From Harper’s Weekly Review:

It was reported that the 531-foot-tall steeple of the tallest church in the world, in Ulm, Germany, is eroding because it is coated with urine and vomit…

Hm. Such an obvious question: how did urine and vomit get up there? Or is this a sign there is a god? But what is god saying exactly with this miraculous excrement message?

Below is a pic of the church steeple in question. Very pretty but I can’t see the stuff.

Image result for tallest church steeple in germany

The reason I’ve gotten back to this problem: when I told my friend Susan about Ulm’s problem, she said maybe it was eagle piss. And maybe the eagles vomited when regurgitating their food for their young.

Hm. Sounded like a possibility (although I have no idea whether eagles roam Ulm skies). If not eagles, perhaps falcons?

So I told Susan I’d give up my laziness at researching this matter–although I very much prefer to imagine how urine got up that steeple. And I did.

No eagles, no peregrines, just plain old men. And they’re peeing not up the steeple but, like all animals, around the base of the steeple, thereby causing erosion and endangering the steeple. I can see it all now. But would rather not. Moving on…

…and the Catholic Church announced that scattering the ashes of a cremated person could give the appearance of nihilism.

I was startled to learn the Catholic Church permitted–or at the least didn’t excommunicate–someone to choose cremation over burial. It’s my understanding, gained through reading about the Italian Renaissance, that the Church requires dead bodies to remain intact for burial because the soul can only get to heaven when lofted there in a whole package.

So is this “appearance of nihilism” label a sign of a progressive movement in the Church? Maybe, but if there is a progressive movement, it certainly hasn’t encompassed women’s rights.

And although I know the meaning of “nihilism,” I‘m not sure I understand the Church’s definition. Especially when pronounced over a small pile of ashes.

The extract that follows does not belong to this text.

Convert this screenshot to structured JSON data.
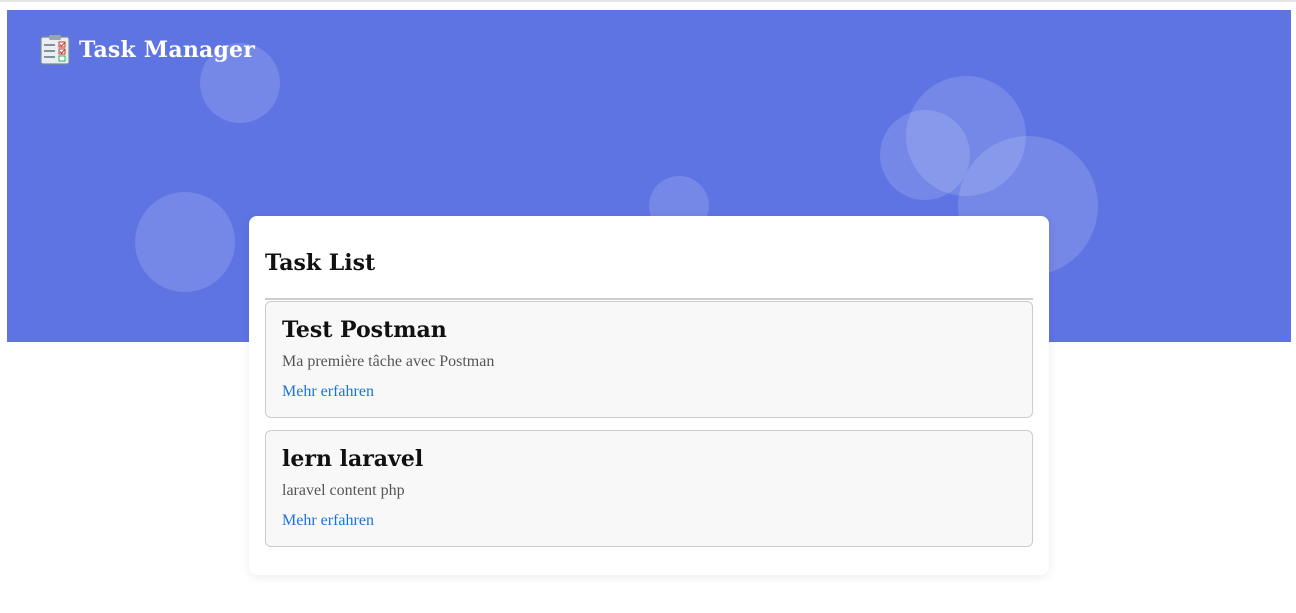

Philippine President Rodrigo Duterte said that he had promised God he would stop cursing while on a flight from Japan. “I heard a voice telling me to stop swearing,” he said, “or the plane will crash.”

Which reminds me: can we in the U.S.A. get god and “god bless America” out of our political rhetoric?

What blesses America is everyone voting. Or else I’ll have to make comparisons between the utterly insane Philippine president and America’s.